"Siapa yang tahu, mungkin itu tak terhindarkan. Perselisihan sosial ditakdirkan untuk mencapai titik didih. Mungkin rasa sakit jangka pendek lebih baik daripada penderitaan jangka panjang." Han Xiao mengangkat bahu.
Pertempuran Andrea, pertempuran kunci yang menciptakan pola enam negara.
Andrea adalah nama sebuah benua, yang pernah menjadi rumah bagi beberapa negara. Ketika perang meletus, Andrea, karena alasan tertentu, menjadi pertengahan konflik. Seolah-olah negara-negara di benua lain telah sepakat untuk menjadikan Andrea sebagai medan perang utama, mereka tampak berusaha untuk menahan skala kerusakan yang ditimbulkan ke planet ini. Namun, milyaran nyawa melayang sebagai akibatnya.
Setelah berakhirnya perang, semua yang tersisa dari Andrea adalah daratan tandus dari tanah yang hangus dan pohon-pohon kering. Sungai-sungai serta danau tercemar, memancarkan bau bangkai dan panorama yang tadinya subur dan rimbun, sudah tidak ada lagi. Enam Negara hanya berkemas dan pergi begitu pertempuran berakhir, mengabaikan kehancuran yang mereka sebabkan.
Han Xiao melihat lecet tua di telapak tangan Hu Xuanjun.

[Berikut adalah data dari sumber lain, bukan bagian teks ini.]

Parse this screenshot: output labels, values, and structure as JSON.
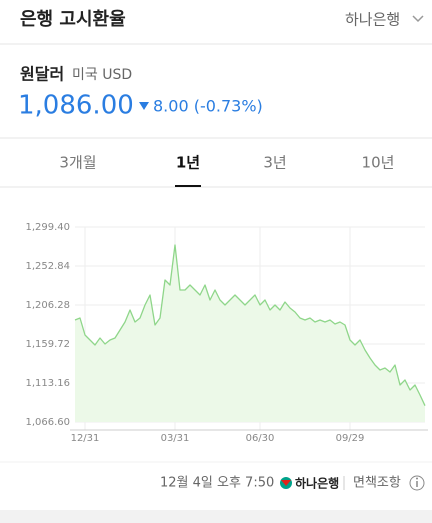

"Kau dulu seorang prajurit?" tanya Han Xiao.
"Ya, selama lebih dari sepuluh tahun."
"Kupikir sisa-sisa prajurit sepertimu akan memilih untuk bergabung dengan Organisasi Germinal."
Hu Xuanjun menggelengkan kepalanya.
"Tanah airku secara damai dianeksasi oleh Stardragon. Prajurit sepertiku tidak bisa membantah. Kami hanya mengikuti keputusan yang dibuat oleh para pemimpin kami. Aku membenci Enam Negara, tetapi Organisasi Germinal tidak lebih baik. Mereka muncul entah dari mana untuk mengambil keuntungan dari kebencian kami terhadap Enam Negara. Huh … aku orang yang simpel. Yang kuinginkan hanyalah melarikan diri dari peperangan."
"Perang itu kejam. Mataku dibutakan ledakan sebuah granat. Aku dan suamiku melarikan diri tanpa kenal lelah sebelum menetap di sini. Meskipun hidup sebagai pengelana tidak mudah, tetapi ini lebih baik daripada sebelumnya," An menimpali.
Selama percakapan, aroma daging memenuhi tenda, menyebabkan mulut Han Xiao berair.
"Bagaimana kau memasak tanpa melihat?" Tanya Han Xiao.
An menggembungkan pipinya, tidak senang.
"Jangan meremehkanku! Aku mungkin buta, tapi aku masih bisa mencium, mendengar, dan merasakan! Aku masih punya anggota tubuh."
Hu Xuanjun tersenyum pahit.
"Dia memiliki karakter yang kuat. Bahkan tidak akan membiarkan aku merawatnya."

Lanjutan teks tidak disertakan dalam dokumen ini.